Both heads had been deliberately mutilated to hinder identification, with a neatness that pointed to extensive medical knowledge on the part of the murderer. But luckily the two heads were markedly different in size and shape, and photographs of the two missing Lancaster women enabled the investigators to compare the skulls, and prove identity, a technique never before used in criminal investigation.


Ascertaining the cause of death presented predictable problems. In ‘Body No. 1’ (now established as that of Mary Rogerson), the neck and trunk with its internal organs were never recovered, making cause of death impossible to establish, though swelling of the tongue was consistent with asphyxia. ‘Body No. 2’ (established as that of Mrs Ruxton) exhibited a congested state of the lungs and brain which, associated with the damaged condition of the hyoid cone in the throat, indicated manual strangulation.


Charged with murder


The police were by now convinced that the case was watertight, and on the evening of 12 October Dr Ruxton was invited to call in at the police station to answer some further questions.
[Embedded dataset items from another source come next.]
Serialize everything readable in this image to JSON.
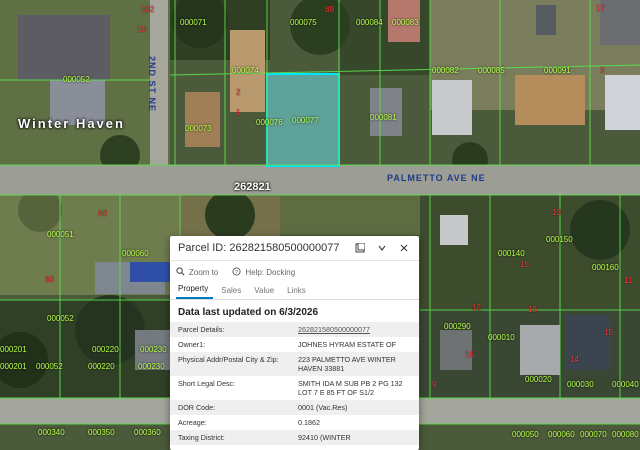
{
  "map": {
    "place_label": "Winter Haven",
    "street_label": "PALMETTO AVE NE",
    "cross_street_label": "2ND ST NE",
    "road_number_label": "262821",
    "parcel_labels": [
      "000071",
      "000075",
      "000084",
      "000083",
      "000052",
      "000074",
      "000082",
      "000085",
      "000091",
      "000073",
      "000076",
      "000077",
      "000081",
      "000051",
      "000060",
      "000150",
      "000140",
      "000160",
      "000052",
      "000290",
      "000201",
      "000220",
      "000230",
      "000052",
      "000220",
      "000230",
      "000201",
      "000010",
      "000020",
      "000030",
      "000040",
      "000340",
      "000350",
      "000360",
      "000050",
      "000060",
      "000070",
      "000080"
    ],
    "red_numbers": [
      "102",
      "10",
      "89",
      "17",
      "3",
      "2",
      "1",
      "13",
      "15",
      "18",
      "12",
      "16",
      "14",
      "15",
      "9",
      "60",
      "60",
      "11"
    ]
  },
  "popup": {
    "title": "Parcel ID: 262821580500000077",
    "zoom_label": "Zoom to",
    "help_label": "Help: Docking",
    "tabs": [
      "Property",
      "Sales",
      "Value",
      "Links"
    ],
    "active_tab": "Property",
    "updated": "Data last updated on 6/3/2026",
    "rows": [
      {
        "k": "Parcel Details:",
        "v": "262821580500000077",
        "link": true
      },
      {
        "k": "Owner1:",
        "v": "JOHNES HYRAM ESTATE OF"
      },
      {
        "k": "Physical Addr/Postal City & Zip:",
        "v": "223 PALMETTO AVE WINTER HAVEN 33881"
      },
      {
        "k": "Short Legal Desc:",
        "v": "SMITH IDA M SUB PB 2 PG 132 LOT 7 E 85 FT OF S1/2"
      },
      {
        "k": "DOR Code:",
        "v": "0001 (Vac.Res)"
      },
      {
        "k": "Acreage:",
        "v": "0.1862"
      },
      {
        "k": "Taxing District:",
        "v": "92410 (WINTER"
      }
    ]
  }
}
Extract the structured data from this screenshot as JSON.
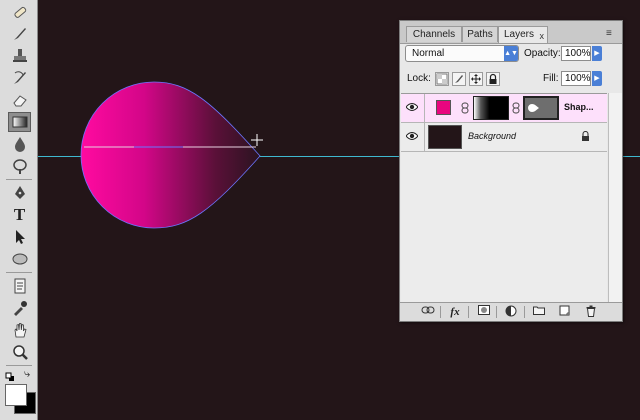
{
  "layers_panel": {
    "tabs": [
      {
        "label": "Channels",
        "active": false
      },
      {
        "label": "Paths",
        "active": false
      },
      {
        "label": "Layers",
        "active": true
      }
    ],
    "close_glyph": "x",
    "menu_glyph": "≡",
    "blend_mode": "Normal",
    "opacity_label": "Opacity:",
    "opacity_value": "100%",
    "lock_label": "Lock:",
    "fill_label": "Fill:",
    "fill_value": "100%",
    "layers": [
      {
        "name": "Shap...",
        "type": "shape",
        "fill_color": "#e8067f",
        "selected": true,
        "visible": true
      },
      {
        "name": "Background",
        "type": "background",
        "fill_color": "#231518",
        "selected": false,
        "visible": true,
        "locked": true
      }
    ],
    "footer_icons": [
      "link-layers-icon",
      "fx-icon",
      "add-mask-icon",
      "adjustment-layer-icon",
      "new-group-icon",
      "new-layer-icon",
      "trash-icon"
    ],
    "fx_label": "fx"
  },
  "canvas": {
    "background_color": "#231518",
    "guide_color": "#3fb8cf",
    "shape_gradient": [
      "#ff0aa0",
      "#2a1420"
    ]
  },
  "toolbar": {
    "tools": [
      "healing-brush",
      "brush",
      "clone-stamp",
      "history-brush",
      "eraser",
      "gradient",
      "blur",
      "dodge",
      "pen",
      "type",
      "path-selection",
      "ellipse",
      "notes",
      "eyedropper",
      "hand",
      "zoom"
    ],
    "active_tool": "gradient",
    "type_glyph": "T",
    "foreground_color": "#ffffff",
    "background_color": "#000000"
  }
}
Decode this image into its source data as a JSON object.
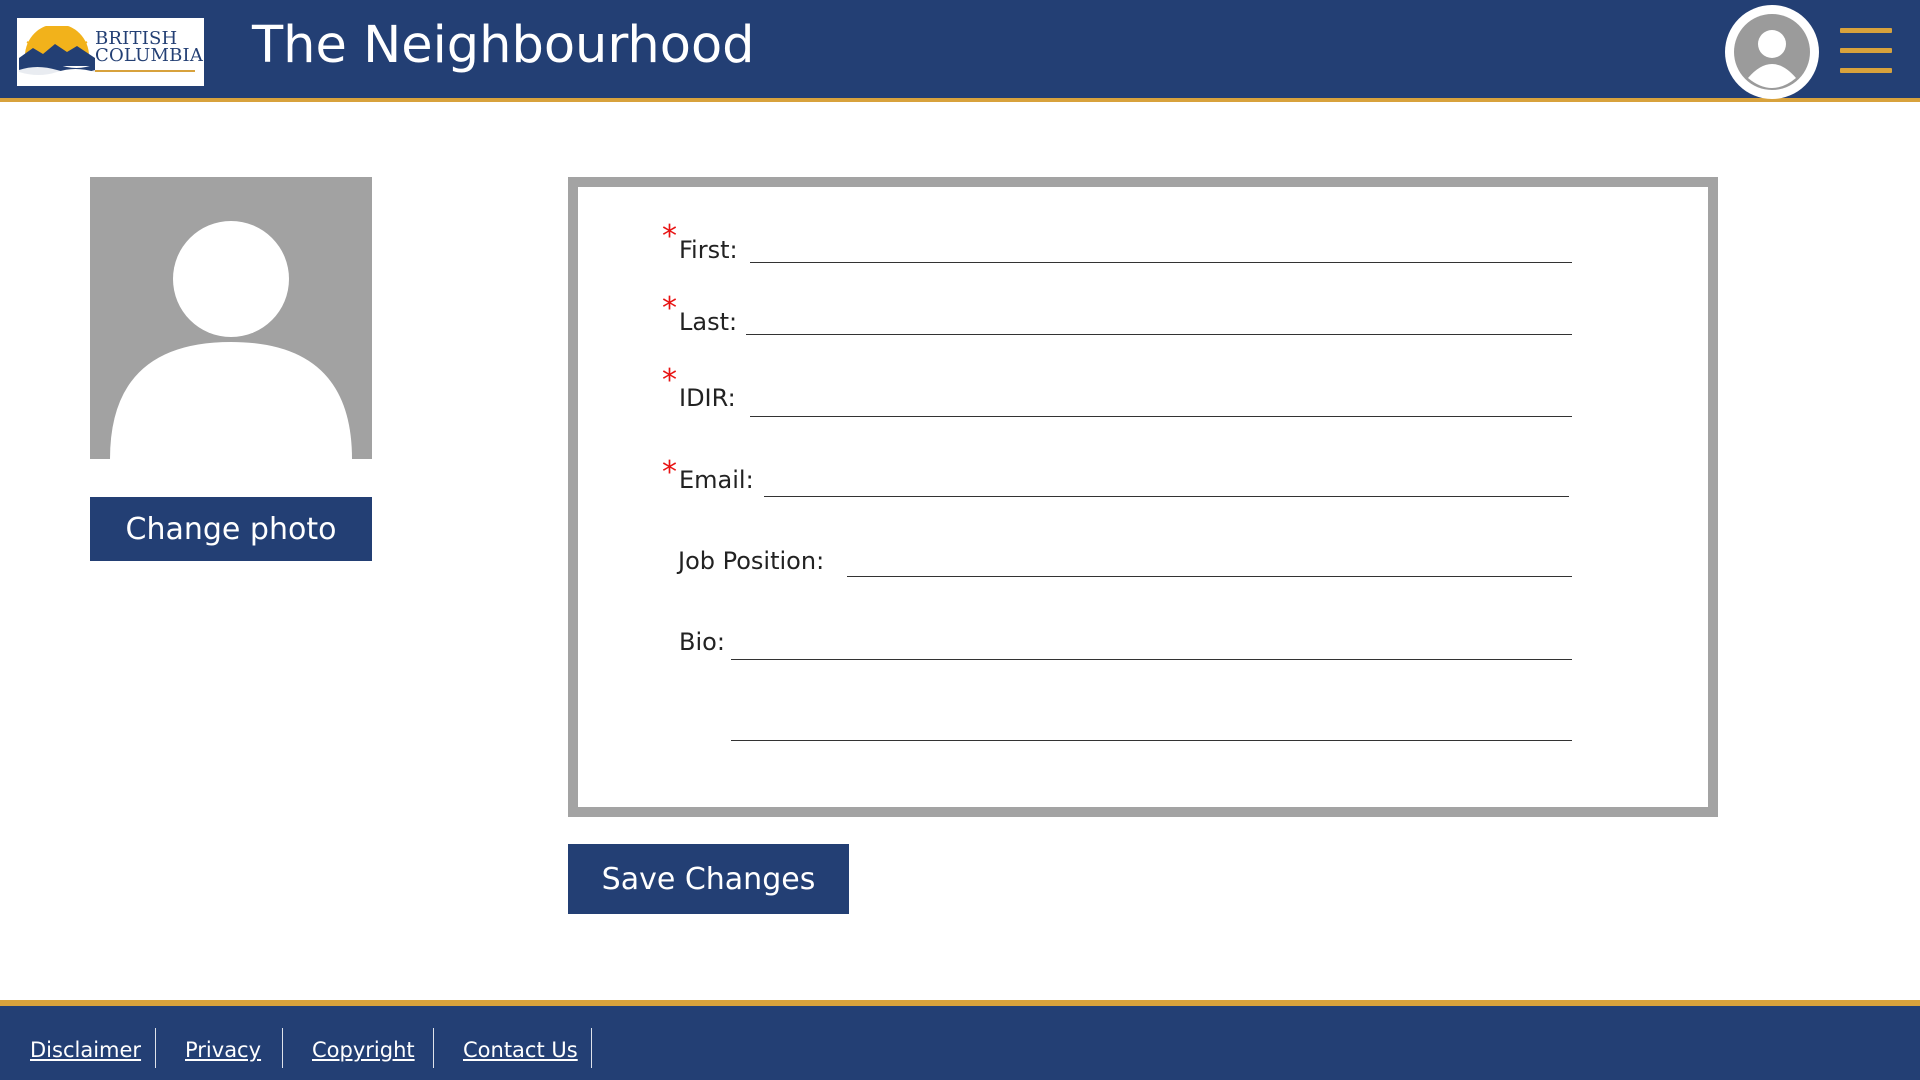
{
  "header": {
    "logo_line1": "BRITISH",
    "logo_line2": "COLUMBIA",
    "title": "The Neighbourhood",
    "colors": {
      "bar": "#233f74",
      "accent": "#d8a23c"
    }
  },
  "profile": {
    "change_photo_label": "Change photo"
  },
  "form": {
    "fields": [
      {
        "label": "First:",
        "required": true
      },
      {
        "label": "Last:",
        "required": true
      },
      {
        "label": "IDIR:",
        "required": true
      },
      {
        "label": "Email:",
        "required": true
      },
      {
        "label": "Job Position:",
        "required": false
      },
      {
        "label": "Bio:",
        "required": false
      }
    ],
    "required_marker": "*",
    "save_label": "Save Changes"
  },
  "footer": {
    "links": [
      "Disclaimer",
      "Privacy",
      "Copyright",
      "Contact Us"
    ]
  },
  "icons": [
    "bc-logo",
    "user-avatar-icon",
    "hamburger-menu-icon",
    "profile-placeholder-icon"
  ]
}
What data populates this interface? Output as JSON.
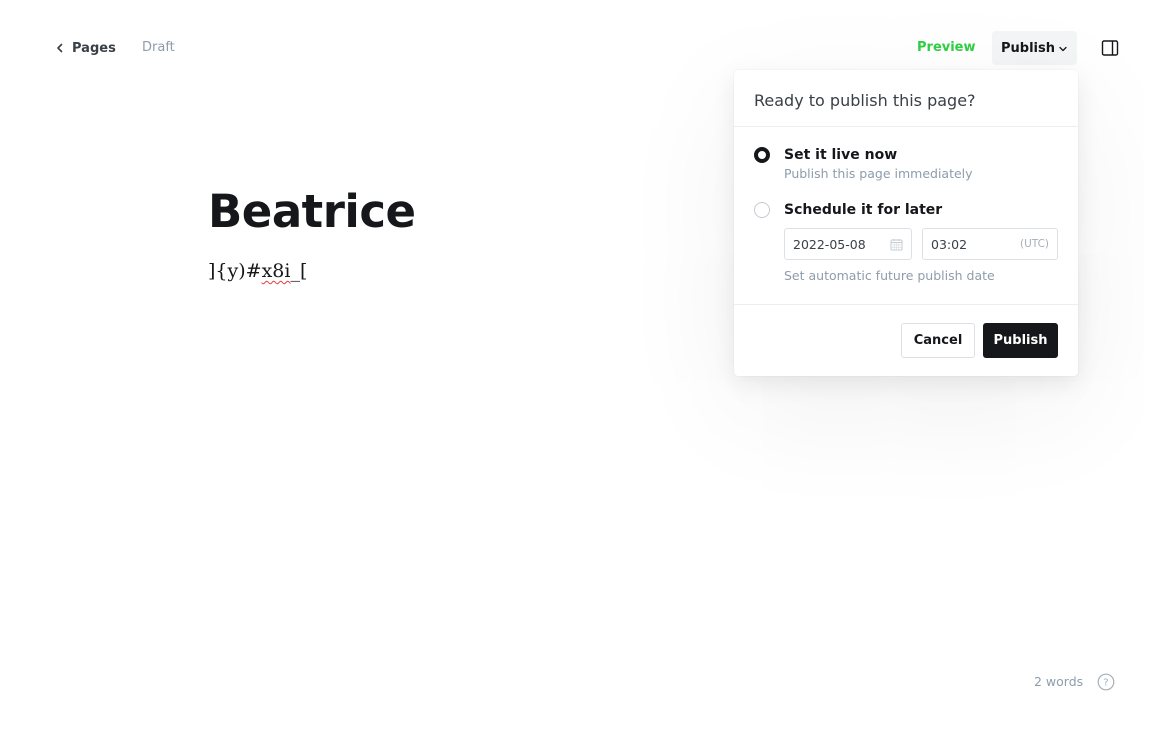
{
  "header": {
    "back_label": "Pages",
    "status": "Draft",
    "preview_label": "Preview",
    "publish_label": "Publish"
  },
  "editor": {
    "title": "Beatrice",
    "body_prefix": "]{y)#",
    "body_misspelled": "x8i",
    "body_suffix": "_["
  },
  "publish_menu": {
    "heading": "Ready to publish this page?",
    "options": [
      {
        "title": "Set it live now",
        "description": "Publish this page immediately",
        "selected": true
      },
      {
        "title": "Schedule it for later",
        "selected": false
      }
    ],
    "date_value": "2022-05-08",
    "time_value": "03:02",
    "timezone": "(UTC)",
    "schedule_hint": "Set automatic future publish date",
    "cancel_label": "Cancel",
    "publish_label": "Publish"
  },
  "footer": {
    "word_count": "2 words",
    "help_label": "?"
  },
  "colors": {
    "accent_green": "#30cf43",
    "text_dark": "#15171a",
    "text_muted": "#8e9cac"
  },
  "icons": {
    "back": "chevron-left-icon",
    "publish_dropdown": "chevron-down-icon",
    "sidebar": "sidebar-toggle-icon",
    "calendar": "calendar-icon",
    "help": "help-circle-icon"
  }
}
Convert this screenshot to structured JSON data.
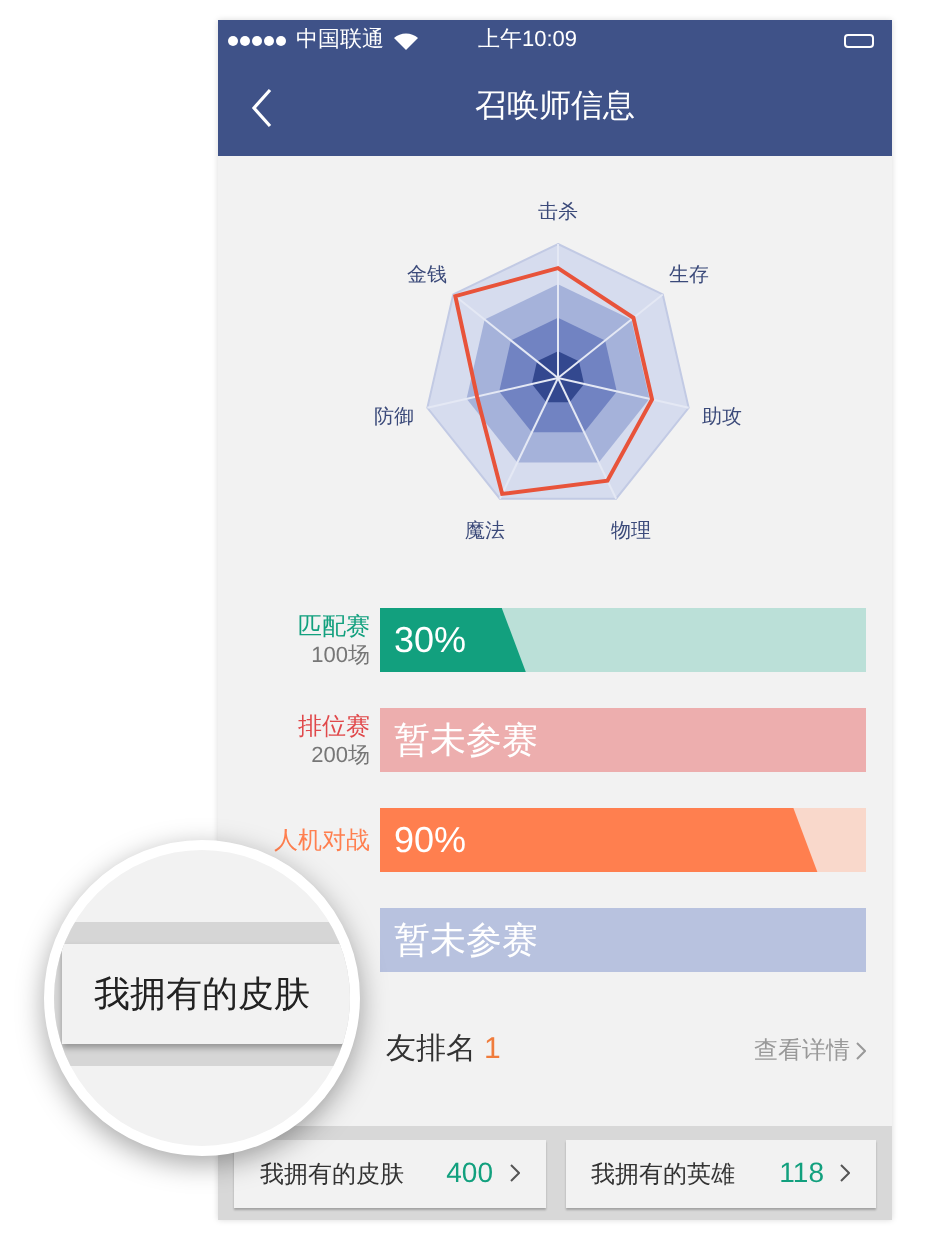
{
  "status_bar": {
    "carrier": "中国联通",
    "time": "上午10:09"
  },
  "nav": {
    "title": "召唤师信息"
  },
  "radar": {
    "axes": [
      "击杀",
      "生存",
      "助攻",
      "物理",
      "魔法",
      "防御",
      "金钱"
    ]
  },
  "modes": [
    {
      "kind": "percent",
      "label": "匹配赛",
      "count": "100场",
      "level": 0.3,
      "value": "30%",
      "color": "#12a07e"
    },
    {
      "kind": "none",
      "label": "排位赛",
      "count": "200场",
      "value": "暂未参赛",
      "color": "#e0484a"
    },
    {
      "kind": "percent",
      "label": "人机对战",
      "level": 0.9,
      "value": "90%",
      "color": "#ff7f4f"
    },
    {
      "kind": "none",
      "value": "暂未参赛"
    }
  ],
  "ranking": {
    "label": "友排名",
    "value": "1",
    "link": "查看详情"
  },
  "stats": [
    {
      "label": "我拥有的皮肤",
      "value": "400"
    },
    {
      "label": "我拥有的英雄",
      "value": "118"
    }
  ],
  "magnifier": {
    "label": "我拥有的皮肤"
  }
}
At seven the following morning Captain Vann charged him with the murder of Mary Jane Rogerson. On 5 November Buck Ruxton was additionally charged with the murder of his wife.


Ruxton’s trial opened at the High Court of Justice, Manchester, on Monday 2 March 1936. The prosecution suggested that Mary Rogerson had been a witness to the murder of Mrs Ruxton by the doctor after a violent quarrel, and so had also been killed.


The jury required just over an hour to return a verdict of guilty. An appeal was lodged but was dismissed, and Ruxton was left to face the hangman on 12 May 1936, at Strangeways Prison in Manchester.